Force virtualenv pip to be used

Peter Otten __peter__ at web.de
Sun Nov 6 08:36:33 EST 2016


Alec Taylor wrote:

> On Sunday, November 6, 2016 at 10:20:53 PM UTC+11, Peter Otten wrote:
>> Chris Angelico wrote:
>> 
>> > On Sun, Nov 6, 2016 at 9:17 PM, Alec Taylor <alec.taylor6 at gmail.com>
>> > wrote:
>> >> Running Ubuntu 16.10 with Python 2.7.12+ (default one) and virtualenv
>> >> 15.0.3 (`sudo -H pip install virtualenv`). What am I doing wrong?
>> >>
>> >>     $ virtualenv a && . "$_"/bin/activate && pip --version
>> > 
>> > I'm pretty sure virtualenv (like venv, about which I'm certain)
>> > creates something that you have to 'source' into your shell, rather
>> > than running in the classic way:
>> > 
>> > source env/bin/activate
>> 
>> I think this is what the
>> 
>> . "$_"/bin/activate
>> 
>> part of Alec's command is supposed to do.
>> 
>> Yes, that's a dot, not grit on Tim's screen ;)
>> 
>> > It needs to alter environment variables in your shell, which can't be
>> > done from a separate program.
> 
> Hmm:
> $ echo $PYTHONPATH
> /usr/local/lib/python2.7/site-packages:/usr/local/lib/python2.7/dist-
packages
> $ pip --version
> pip 9.0.0 from /tmp/a/local/lib/python2.7/site-packages (python 2.7)
> 
> 
> So that worked.
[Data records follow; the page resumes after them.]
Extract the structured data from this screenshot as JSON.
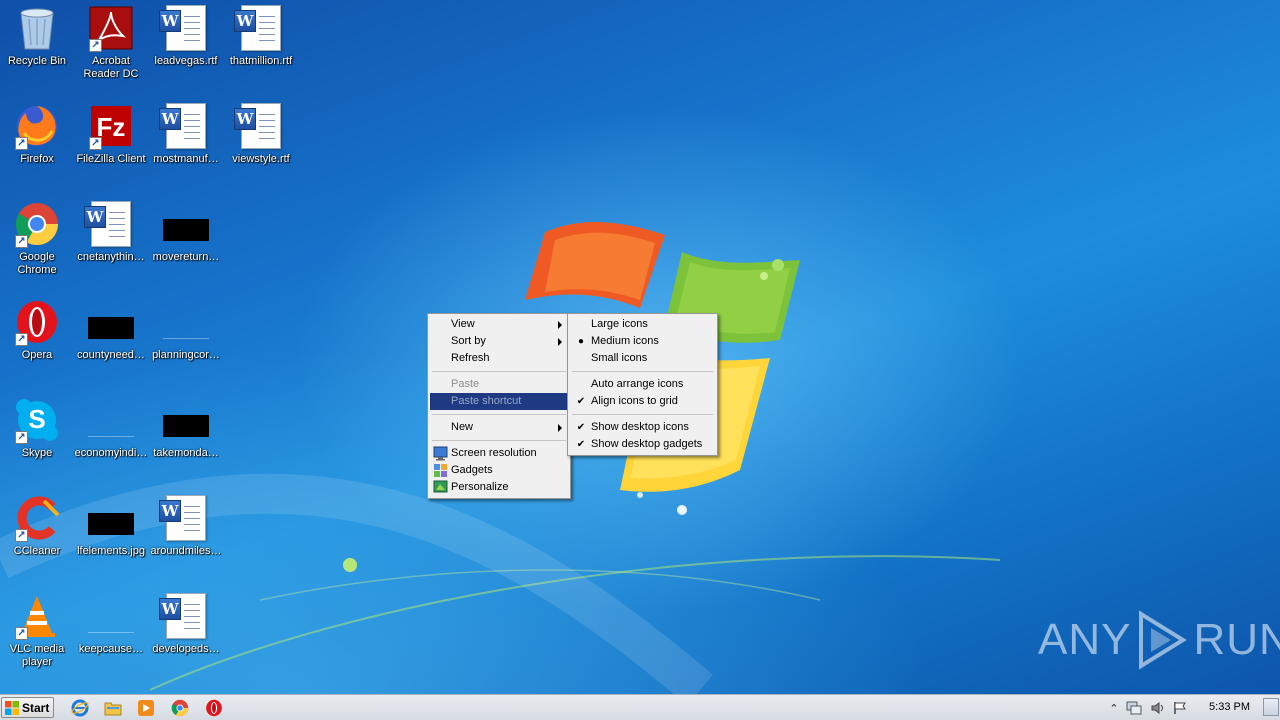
{
  "desktop": {
    "icons": [
      {
        "label": "Recycle Bin",
        "icon": "recycle-bin-icon"
      },
      {
        "label": "Acrobat Reader DC",
        "icon": "acrobat-icon"
      },
      {
        "label": "leadvegas.rtf",
        "icon": "word-document-icon"
      },
      {
        "label": "thatmillion.rtf",
        "icon": "word-document-icon"
      },
      {
        "label": "Firefox",
        "icon": "firefox-icon"
      },
      {
        "label": "FileZilla Client",
        "icon": "filezilla-icon"
      },
      {
        "label": "mostmanuf…",
        "icon": "word-document-icon"
      },
      {
        "label": "viewstyle.rtf",
        "icon": "word-document-icon"
      },
      {
        "label": "Google Chrome",
        "icon": "chrome-icon"
      },
      {
        "label": "cnetanythin…",
        "icon": "word-document-icon"
      },
      {
        "label": "movereturn…",
        "icon": "black-thumbnail-icon"
      },
      {
        "label": "Opera",
        "icon": "opera-icon"
      },
      {
        "label": "countyneed…",
        "icon": "black-thumbnail-icon"
      },
      {
        "label": "planningcor…",
        "icon": "blank-thumbnail-icon"
      },
      {
        "label": "Skype",
        "icon": "skype-icon"
      },
      {
        "label": "economyindi…",
        "icon": "blank-thumbnail-icon"
      },
      {
        "label": "takemonda…",
        "icon": "black-thumbnail-icon"
      },
      {
        "label": "CCleaner",
        "icon": "ccleaner-icon"
      },
      {
        "label": "lfelements.jpg",
        "icon": "black-thumbnail-icon"
      },
      {
        "label": "aroundmiles…",
        "icon": "word-document-icon"
      },
      {
        "label": "VLC media player",
        "icon": "vlc-icon"
      },
      {
        "label": "keepcause…",
        "icon": "blank-thumbnail-icon"
      },
      {
        "label": "developeds…",
        "icon": "word-document-icon"
      }
    ]
  },
  "context_menu": {
    "view": "View",
    "sort_by": "Sort by",
    "refresh": "Refresh",
    "paste": "Paste",
    "paste_shortcut": "Paste shortcut",
    "new": "New",
    "screen_resolution": "Screen resolution",
    "gadgets": "Gadgets",
    "personalize": "Personalize"
  },
  "view_submenu": {
    "large_icons": "Large icons",
    "medium_icons": "Medium icons",
    "small_icons": "Small icons",
    "auto_arrange": "Auto arrange icons",
    "align_to_grid": "Align icons to grid",
    "show_desktop_icons": "Show desktop icons",
    "show_desktop_gadgets": "Show desktop gadgets",
    "selected_size": "Medium icons",
    "checked": [
      "Align icons to grid",
      "Show desktop icons",
      "Show desktop gadgets"
    ]
  },
  "taskbar": {
    "start_label": "Start",
    "pinned": [
      "internet-explorer-icon",
      "windows-explorer-icon",
      "media-player-icon",
      "chrome-icon",
      "opera-icon"
    ],
    "clock": "5:33 PM"
  },
  "watermark": {
    "left": "ANY",
    "right": "RUN"
  },
  "colors": {
    "menu_highlight": "#1d3a82",
    "taskbar": "#dde1e7",
    "desktop_blue": "#1a78c8"
  }
}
Shouldn't PYTHONPATH be set/upserted by the activation of
> the virtualenv?

That would have been my expectation, but I don't feel competent to recommend 
changes in pip. Also, to avoid mixing Python 2 and 3, I tend to use pth 
files to configure non-standard module locations.